太田文雄 / 2018.09.03 (月)


国基研企画委員 太田文雄

 

 小野寺五典防衛相は8月28日の閣議で、平成30年版防衛白書を報告した。これまでの白書に比べ、分かりやすい見出しで最初に要約を持ってきているところは評価したい。一部の主要メディアは白書について、北朝鮮の脅威に変化なしとして地上配備型ミサイル迎撃システム「イージス・アショア」の導入を正当化する道具であるかのような扱い方をしているが、580ページに及ぶ白書の中でイージス・アショアについての解説は1ページのみであり、そんな単純な問題ではない。

 ●同盟国批判の矛先、いずれ日本に
 米国第一主義を掲げるトランプ大統領が、防衛費の対国内総生産(GDP)比が低いドイツに対して、またカナダ、オーストラリア、トルコといった他の伝統的な同盟国に対して厳しい態度を示していることは、白書に書かれていない。こうした事実は早晩、然るべき防衛負担を行っていない我が国に対する批判となってくることを予想させる重要な情報であるにも拘らず、白書には、日米同盟が盤石であるという記述ばかりが多い。
 折しも8月28日の米紙ワシントン・ポストは、トランプ大統領が6月の安倍晋三首相との会談で「真珠湾攻撃を忘れない」と発言して日本の経済政策を批判したと報じた。
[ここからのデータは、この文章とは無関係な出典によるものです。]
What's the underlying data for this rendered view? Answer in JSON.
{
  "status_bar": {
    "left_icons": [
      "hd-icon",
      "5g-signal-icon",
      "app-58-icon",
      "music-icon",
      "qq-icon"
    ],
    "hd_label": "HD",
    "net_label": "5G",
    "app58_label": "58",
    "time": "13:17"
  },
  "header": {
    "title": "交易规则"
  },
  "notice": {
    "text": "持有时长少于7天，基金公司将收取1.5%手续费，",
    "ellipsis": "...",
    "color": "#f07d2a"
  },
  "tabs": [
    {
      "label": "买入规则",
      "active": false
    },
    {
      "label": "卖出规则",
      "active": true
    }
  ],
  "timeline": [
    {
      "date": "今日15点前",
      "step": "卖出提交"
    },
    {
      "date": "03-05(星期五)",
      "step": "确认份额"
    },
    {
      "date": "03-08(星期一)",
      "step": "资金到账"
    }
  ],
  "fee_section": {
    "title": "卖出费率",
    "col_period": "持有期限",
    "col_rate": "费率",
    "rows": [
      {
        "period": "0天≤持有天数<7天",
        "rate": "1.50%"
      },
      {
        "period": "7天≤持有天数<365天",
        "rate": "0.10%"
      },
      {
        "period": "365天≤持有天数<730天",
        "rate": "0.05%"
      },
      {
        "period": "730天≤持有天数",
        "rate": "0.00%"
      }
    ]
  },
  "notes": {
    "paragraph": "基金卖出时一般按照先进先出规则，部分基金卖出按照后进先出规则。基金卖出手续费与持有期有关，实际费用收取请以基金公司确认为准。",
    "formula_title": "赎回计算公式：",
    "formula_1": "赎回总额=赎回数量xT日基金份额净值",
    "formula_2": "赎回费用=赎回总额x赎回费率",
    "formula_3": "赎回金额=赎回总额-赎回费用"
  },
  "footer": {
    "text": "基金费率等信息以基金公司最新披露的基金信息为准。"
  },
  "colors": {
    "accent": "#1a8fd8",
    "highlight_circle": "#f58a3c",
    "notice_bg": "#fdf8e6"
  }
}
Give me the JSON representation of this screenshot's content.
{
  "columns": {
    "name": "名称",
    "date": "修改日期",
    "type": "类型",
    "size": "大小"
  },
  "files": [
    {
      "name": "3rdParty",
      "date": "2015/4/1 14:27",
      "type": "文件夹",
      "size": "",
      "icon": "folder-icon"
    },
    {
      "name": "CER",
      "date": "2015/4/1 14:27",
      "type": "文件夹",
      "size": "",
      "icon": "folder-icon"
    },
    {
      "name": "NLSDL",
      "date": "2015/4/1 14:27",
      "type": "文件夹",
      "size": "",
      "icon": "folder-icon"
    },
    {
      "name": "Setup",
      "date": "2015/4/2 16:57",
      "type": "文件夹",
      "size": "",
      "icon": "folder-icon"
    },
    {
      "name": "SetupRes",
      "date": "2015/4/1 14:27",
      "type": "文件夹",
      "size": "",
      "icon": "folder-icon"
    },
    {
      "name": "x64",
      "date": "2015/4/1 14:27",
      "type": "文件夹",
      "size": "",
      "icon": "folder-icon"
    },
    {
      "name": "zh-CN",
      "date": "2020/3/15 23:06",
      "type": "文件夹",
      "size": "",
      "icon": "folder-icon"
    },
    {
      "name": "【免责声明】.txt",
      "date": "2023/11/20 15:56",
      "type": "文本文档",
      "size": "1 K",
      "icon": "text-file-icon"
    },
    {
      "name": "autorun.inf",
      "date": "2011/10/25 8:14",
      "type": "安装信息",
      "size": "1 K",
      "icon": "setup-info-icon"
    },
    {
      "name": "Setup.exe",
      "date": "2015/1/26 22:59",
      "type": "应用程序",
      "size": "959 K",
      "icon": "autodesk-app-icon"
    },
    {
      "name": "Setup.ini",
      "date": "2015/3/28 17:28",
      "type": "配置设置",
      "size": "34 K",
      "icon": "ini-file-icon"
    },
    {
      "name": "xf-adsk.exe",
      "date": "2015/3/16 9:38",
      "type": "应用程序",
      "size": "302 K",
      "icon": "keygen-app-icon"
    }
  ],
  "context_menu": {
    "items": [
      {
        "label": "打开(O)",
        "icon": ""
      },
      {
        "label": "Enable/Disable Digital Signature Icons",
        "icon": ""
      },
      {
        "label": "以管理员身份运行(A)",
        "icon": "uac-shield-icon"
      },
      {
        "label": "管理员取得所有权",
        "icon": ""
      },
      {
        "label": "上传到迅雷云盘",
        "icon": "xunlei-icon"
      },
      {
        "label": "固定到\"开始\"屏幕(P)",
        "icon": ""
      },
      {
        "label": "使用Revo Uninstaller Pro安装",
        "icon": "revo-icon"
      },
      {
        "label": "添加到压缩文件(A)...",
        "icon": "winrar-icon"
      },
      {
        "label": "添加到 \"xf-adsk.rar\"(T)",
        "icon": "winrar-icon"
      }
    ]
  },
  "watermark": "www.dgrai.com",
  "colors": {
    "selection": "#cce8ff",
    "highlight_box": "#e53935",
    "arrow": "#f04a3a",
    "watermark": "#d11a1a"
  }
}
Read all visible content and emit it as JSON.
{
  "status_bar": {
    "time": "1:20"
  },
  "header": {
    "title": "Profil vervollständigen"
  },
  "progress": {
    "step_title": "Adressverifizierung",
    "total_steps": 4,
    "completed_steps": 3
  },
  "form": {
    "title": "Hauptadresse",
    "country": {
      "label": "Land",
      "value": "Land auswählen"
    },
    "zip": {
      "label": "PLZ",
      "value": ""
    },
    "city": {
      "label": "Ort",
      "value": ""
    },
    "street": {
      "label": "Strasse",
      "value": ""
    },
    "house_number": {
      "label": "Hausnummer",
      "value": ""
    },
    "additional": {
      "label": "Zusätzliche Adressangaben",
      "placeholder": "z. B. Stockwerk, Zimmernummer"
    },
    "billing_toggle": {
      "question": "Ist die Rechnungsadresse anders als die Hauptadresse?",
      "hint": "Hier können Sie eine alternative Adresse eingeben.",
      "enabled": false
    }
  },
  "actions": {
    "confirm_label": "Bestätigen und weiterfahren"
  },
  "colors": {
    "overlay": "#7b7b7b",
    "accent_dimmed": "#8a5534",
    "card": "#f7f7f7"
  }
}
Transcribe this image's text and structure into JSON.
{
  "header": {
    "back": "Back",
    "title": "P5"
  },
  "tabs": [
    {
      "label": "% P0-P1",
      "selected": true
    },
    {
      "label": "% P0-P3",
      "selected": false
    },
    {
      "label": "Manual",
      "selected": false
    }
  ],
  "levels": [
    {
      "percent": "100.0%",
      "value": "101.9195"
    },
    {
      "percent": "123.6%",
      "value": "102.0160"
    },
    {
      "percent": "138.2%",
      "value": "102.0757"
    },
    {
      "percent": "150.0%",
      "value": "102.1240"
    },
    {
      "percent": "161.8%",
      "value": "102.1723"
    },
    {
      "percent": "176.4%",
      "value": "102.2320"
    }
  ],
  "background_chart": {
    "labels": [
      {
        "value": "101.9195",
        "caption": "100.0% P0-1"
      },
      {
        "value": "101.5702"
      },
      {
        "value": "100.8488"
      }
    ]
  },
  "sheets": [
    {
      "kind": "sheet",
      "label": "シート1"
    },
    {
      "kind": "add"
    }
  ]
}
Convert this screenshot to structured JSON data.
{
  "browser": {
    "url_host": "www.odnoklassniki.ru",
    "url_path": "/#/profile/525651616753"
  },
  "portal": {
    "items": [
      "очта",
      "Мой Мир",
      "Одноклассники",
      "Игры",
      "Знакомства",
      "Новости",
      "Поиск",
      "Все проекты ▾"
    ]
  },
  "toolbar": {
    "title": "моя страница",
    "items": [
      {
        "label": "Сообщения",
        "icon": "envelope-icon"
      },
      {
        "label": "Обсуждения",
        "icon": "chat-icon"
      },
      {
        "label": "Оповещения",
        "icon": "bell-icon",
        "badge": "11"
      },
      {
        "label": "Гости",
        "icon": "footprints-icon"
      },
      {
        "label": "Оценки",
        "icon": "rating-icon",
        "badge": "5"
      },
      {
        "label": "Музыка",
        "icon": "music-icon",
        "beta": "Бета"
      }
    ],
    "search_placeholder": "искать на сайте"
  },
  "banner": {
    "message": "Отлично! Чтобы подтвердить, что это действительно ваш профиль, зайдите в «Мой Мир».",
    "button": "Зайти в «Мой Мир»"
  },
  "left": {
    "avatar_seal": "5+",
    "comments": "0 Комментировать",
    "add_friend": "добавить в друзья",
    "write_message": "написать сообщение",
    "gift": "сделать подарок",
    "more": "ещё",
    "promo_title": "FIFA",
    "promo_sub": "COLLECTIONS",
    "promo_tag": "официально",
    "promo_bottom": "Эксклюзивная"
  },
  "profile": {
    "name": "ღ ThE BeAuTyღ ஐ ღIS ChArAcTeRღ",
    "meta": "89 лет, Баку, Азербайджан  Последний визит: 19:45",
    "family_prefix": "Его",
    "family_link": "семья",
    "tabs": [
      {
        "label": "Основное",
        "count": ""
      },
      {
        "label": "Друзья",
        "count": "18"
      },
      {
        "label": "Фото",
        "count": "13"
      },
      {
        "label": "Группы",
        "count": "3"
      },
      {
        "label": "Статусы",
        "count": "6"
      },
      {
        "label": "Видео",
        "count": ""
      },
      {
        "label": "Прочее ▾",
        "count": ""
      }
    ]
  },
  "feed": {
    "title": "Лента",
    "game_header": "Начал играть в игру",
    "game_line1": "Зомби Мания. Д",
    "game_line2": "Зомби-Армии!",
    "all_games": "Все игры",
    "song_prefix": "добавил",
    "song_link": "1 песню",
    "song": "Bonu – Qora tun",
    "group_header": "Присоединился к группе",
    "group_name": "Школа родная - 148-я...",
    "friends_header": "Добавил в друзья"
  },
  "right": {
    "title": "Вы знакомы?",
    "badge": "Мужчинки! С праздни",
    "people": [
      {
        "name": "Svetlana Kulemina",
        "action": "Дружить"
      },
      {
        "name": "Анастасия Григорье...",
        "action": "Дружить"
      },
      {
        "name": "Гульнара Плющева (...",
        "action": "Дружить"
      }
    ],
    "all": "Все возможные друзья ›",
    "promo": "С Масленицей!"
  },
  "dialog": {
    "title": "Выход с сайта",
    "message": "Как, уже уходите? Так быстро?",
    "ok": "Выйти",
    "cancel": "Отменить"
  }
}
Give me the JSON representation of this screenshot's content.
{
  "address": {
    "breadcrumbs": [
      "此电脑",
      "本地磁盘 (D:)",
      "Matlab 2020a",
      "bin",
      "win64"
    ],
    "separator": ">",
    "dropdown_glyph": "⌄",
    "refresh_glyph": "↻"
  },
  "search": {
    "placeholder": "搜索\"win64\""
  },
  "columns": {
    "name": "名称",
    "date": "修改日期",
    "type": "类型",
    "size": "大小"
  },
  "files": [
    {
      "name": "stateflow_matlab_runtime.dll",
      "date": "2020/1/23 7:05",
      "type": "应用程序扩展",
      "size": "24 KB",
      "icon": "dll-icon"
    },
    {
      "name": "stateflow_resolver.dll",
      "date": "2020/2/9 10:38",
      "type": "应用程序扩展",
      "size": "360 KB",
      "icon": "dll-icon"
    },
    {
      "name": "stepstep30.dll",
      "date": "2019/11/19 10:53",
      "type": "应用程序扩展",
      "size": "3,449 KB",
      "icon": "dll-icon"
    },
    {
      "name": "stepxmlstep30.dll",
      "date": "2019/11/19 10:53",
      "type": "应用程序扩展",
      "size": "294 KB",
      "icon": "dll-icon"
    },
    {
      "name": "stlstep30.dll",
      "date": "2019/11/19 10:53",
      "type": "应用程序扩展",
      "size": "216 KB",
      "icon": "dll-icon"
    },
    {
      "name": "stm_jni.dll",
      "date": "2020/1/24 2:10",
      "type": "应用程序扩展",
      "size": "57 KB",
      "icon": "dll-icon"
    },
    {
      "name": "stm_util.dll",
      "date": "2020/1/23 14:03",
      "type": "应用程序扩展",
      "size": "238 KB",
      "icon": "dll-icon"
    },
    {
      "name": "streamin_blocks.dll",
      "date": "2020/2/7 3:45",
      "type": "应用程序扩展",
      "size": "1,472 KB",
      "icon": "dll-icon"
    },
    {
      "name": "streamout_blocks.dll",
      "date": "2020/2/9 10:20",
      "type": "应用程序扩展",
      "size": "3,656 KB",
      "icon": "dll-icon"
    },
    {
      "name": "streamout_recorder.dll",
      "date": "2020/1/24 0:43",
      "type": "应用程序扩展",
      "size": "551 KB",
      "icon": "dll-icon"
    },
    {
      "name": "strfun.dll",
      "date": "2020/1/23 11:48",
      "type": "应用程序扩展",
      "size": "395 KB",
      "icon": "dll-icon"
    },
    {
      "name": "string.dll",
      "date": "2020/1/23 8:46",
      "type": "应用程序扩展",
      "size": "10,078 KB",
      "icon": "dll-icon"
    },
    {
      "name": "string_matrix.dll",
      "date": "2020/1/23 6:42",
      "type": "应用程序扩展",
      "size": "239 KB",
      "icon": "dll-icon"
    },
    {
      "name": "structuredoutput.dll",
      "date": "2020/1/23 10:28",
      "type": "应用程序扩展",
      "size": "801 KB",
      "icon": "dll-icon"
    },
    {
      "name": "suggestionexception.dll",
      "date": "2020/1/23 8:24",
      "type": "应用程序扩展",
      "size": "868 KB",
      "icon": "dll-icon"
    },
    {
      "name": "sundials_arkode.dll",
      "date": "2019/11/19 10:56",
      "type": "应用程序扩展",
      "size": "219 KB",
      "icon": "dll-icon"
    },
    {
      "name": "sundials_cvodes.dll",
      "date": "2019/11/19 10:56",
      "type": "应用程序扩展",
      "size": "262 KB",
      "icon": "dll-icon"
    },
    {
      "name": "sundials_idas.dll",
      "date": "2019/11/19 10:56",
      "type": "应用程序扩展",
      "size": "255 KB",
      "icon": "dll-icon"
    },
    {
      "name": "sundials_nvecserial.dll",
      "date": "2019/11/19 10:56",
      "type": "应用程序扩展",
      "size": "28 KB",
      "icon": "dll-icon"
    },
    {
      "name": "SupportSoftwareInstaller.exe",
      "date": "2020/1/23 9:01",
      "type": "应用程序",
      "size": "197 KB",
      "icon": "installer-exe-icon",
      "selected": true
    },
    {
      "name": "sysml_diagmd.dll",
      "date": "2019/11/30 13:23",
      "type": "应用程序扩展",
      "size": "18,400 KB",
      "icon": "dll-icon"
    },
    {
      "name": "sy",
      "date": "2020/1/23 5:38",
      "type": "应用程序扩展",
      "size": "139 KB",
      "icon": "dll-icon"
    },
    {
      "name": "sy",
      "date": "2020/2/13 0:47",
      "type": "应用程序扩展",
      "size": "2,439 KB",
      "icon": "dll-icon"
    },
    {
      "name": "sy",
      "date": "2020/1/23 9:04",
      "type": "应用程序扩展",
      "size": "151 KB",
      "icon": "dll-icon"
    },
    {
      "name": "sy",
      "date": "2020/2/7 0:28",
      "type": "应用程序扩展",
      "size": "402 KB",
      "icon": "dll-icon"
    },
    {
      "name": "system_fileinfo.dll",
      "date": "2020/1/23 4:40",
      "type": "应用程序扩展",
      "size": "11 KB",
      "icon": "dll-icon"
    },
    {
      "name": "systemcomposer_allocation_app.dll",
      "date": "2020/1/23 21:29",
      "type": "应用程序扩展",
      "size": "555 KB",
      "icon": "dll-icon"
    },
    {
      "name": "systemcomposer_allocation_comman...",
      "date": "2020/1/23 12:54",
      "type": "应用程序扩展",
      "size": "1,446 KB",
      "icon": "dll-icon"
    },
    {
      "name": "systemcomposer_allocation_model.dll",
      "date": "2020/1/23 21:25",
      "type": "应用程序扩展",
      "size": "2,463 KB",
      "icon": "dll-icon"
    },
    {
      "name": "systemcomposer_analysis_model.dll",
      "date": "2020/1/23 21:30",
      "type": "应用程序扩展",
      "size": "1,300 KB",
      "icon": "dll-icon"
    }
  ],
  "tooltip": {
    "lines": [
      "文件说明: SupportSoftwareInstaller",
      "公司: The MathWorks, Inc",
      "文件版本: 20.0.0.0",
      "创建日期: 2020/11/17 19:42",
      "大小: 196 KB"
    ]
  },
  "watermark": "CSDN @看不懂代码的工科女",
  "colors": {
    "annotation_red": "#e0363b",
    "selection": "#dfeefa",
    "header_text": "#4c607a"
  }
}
安倍首相は9月1日の産経新聞とのインタビューでこの報道を「全くの誤報」と否定した。一部メディアは大統領が真珠湾攻撃に言及したのは事実とした上で、かつて戦った「侍の国」にもう少し東アジアの安全保障に責任を持ってもらいたい、というのが発言の真意だったと伝えた。同盟国に対するトランプ大統領のこれまでの姿勢からは、ありそうなことである。

 ●中国は南シナ海から米本土狙う
 また防衛白書には、中国が開発中の原子力潜水艦搭載弾道ミサイルJL3についての記述が初めて登場した。従来の射程約8000km のJL2が南シナ海から米本土を射程に収められなかったのに対し、JL3は米本土を射程に収めることができる。中国が南シナ海に人工島群を建設してきた狙いの一つはJL3搭載原潜の聖域を作り出すことにあると思われ、米識者の多くもこの点を指摘している。しかし、白書は中国の海洋進出の目的五つの中に、なぜかそれを書いていない。
 もともと中国の軍事戦略は旧ソ連から学んだものが多く、「接近阻止・領域拒否」(A2/AD)戦略にしても、弾道ミサイル搭載潜水艦を聖域に遊よくさせる考え方にしても、旧ソ連海軍の発想に由来する。
 最後に宇宙・サイバーに関して一つの節を設けて記述しているところは評価したいが、インターネット通信に不可欠な海底の光ファイバーケーブルの安全確保に関する記述が海洋安全保障の項目に見当たらない。サイバーの領域も「専守防衛」は機能しないのである。昨年の白書発表の際も指摘したが、安全保障環境が厳しさを増しているにも拘らず、政策面は、専守防衛が日本の防衛の基本として定着した50年前から1ミリも動いていない。(了)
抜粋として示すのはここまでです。